The assumption that I was struggling, that I needed his charity, ignited something hot and fierce in my chest. "No."
Dante's expression hardened. "Monica, don't be difficult. This isn't about us anymore. Eliana needs help."
"I said no." I stepped around him, keys ready to unlock the building door. "Leave, Dante."
Instead of retreating, he reached into his pocket and pulled out a small velvet pouch. "I thought this might change your mind."
He opened it, tipping the contents into his palm.
My breath caught in my throat.
The shattered pieces of my family necklace gleamed dully in his hand, the broken chain tangled like dead vines.

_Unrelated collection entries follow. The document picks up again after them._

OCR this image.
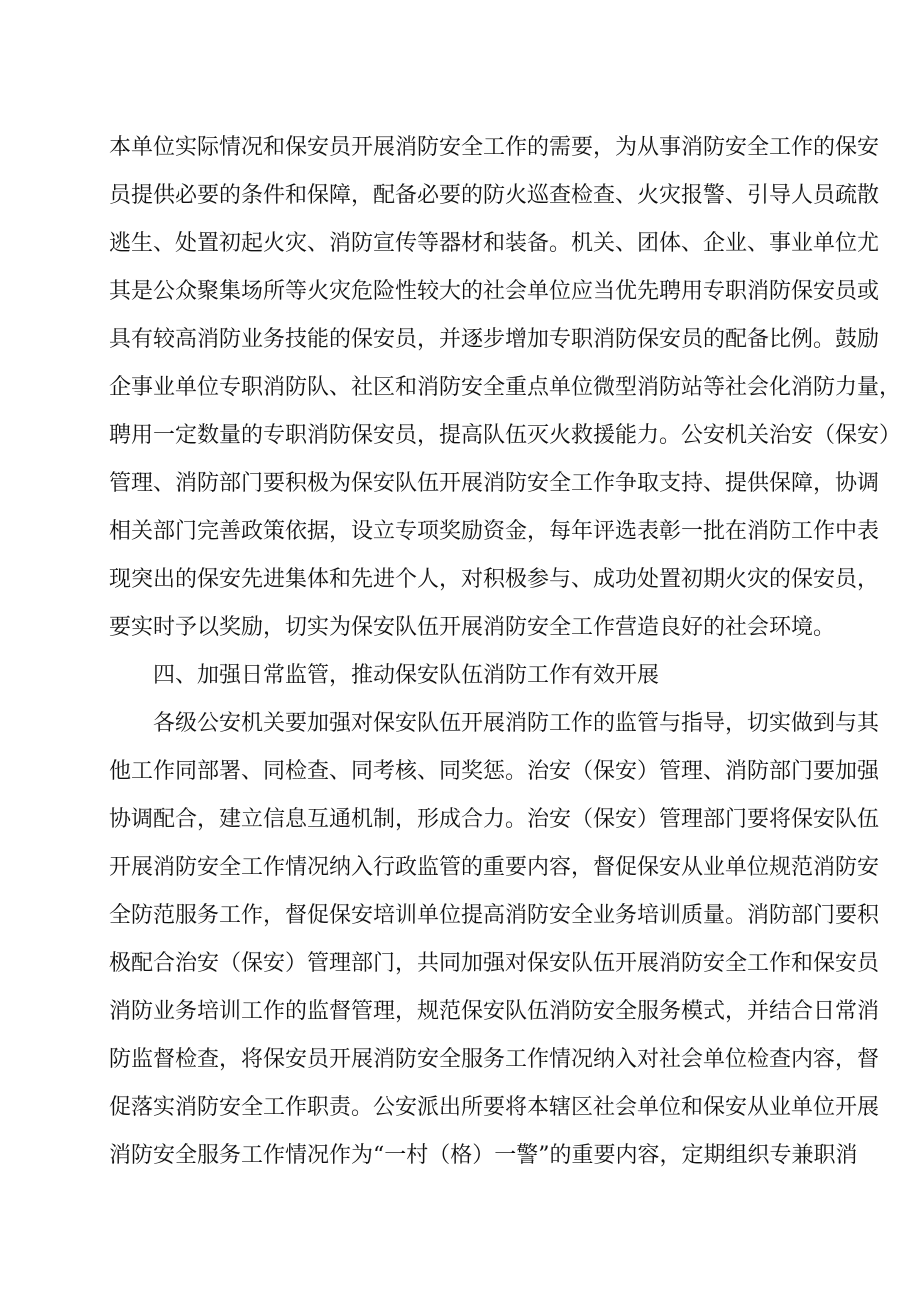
本单位实际情况和保安员开展消防安全工作的需要，为从事消防安全工作的保安
员提供必要的条件和保障，配备必要的防火巡查检查、火灾报警、引导人员疏散
逃生、处置初起火灾、消防宣传等器材和装备。机关、团体、企业、事业单位尤
其是公众聚集场所等火灾危险性较大的社会单位应当优先聘用专职消防保安员或
具有较高消防业务技能的保安员，并逐步增加专职消防保安员的配备比例。鼓励
企事业单位专职消防队、社区和消防安全重点单位微型消防站等社会化消防力量，
聘用一定数量的专职消防保安员，提高队伍灭火救援能力。公安机关治安（保安）
管理、消防部门要积极为保安队伍开展消防安全工作争取支持、提供保障，协调
相关部门完善政策依据，设立专项奖励资金，每年评选表彰一批在消防工作中表
现突出的保安先进集体和先进个人，对积极参与、成功处置初期火灾的保安员，
要实时予以奖励，切实为保安队伍开展消防安全工作营造良好的社会环境。
四、加强日常监管，推动保安队伍消防工作有效开展
各级公安机关要加强对保安队伍开展消防工作的监管与指导，切实做到与其
他工作同部署、同检查、同考核、同奖惩。治安（保安）管理、消防部门要加强
协调配合，建立信息互通机制，形成合力。治安（保安）管理部门要将保安队伍
开展消防安全工作情况纳入行政监管的重要内容，督促保安从业单位规范消防安
全防范服务工作，督促保安培训单位提高消防安全业务培训质量。消防部门要积
极配合治安（保安）管理部门，共同加强对保安队伍开展消防安全工作和保安员
消防业务培训工作的监督管理，规范保安队伍消防安全服务模式，并结合日常消
防监督检查，将保安员开展消防安全服务工作情况纳入对社会单位检查内容，督
促落实消防安全工作职责。公安派出所要将本辖区社会单位和保安从业单位开展
消防安全服务工作情况作为“一村（格）一警”的重要内容，定期组织专兼职消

"Where did you get this?" My voice barely above a whisper.
"I've kept it all this time," he said, as if this were a grand romantic gesture instead of another manipulation. "I thought maybe if I showed you—"
"That you've been holding onto the pieces of my heart like some twisted trophy?" I cut him off, anger rising like a tide.
Before he could respond, the passenger door of his Bentley opened.
Eliana stepped out, her perfect features arranged in a smile that didn't reach her eyes. She wore a cream-colored dress that highlighted her slender figure, looking as immaculate as ever despite Dante's claims about her illness.
"Hello, Monica," she said, her voice dripping with false sweetness. "It's been too long."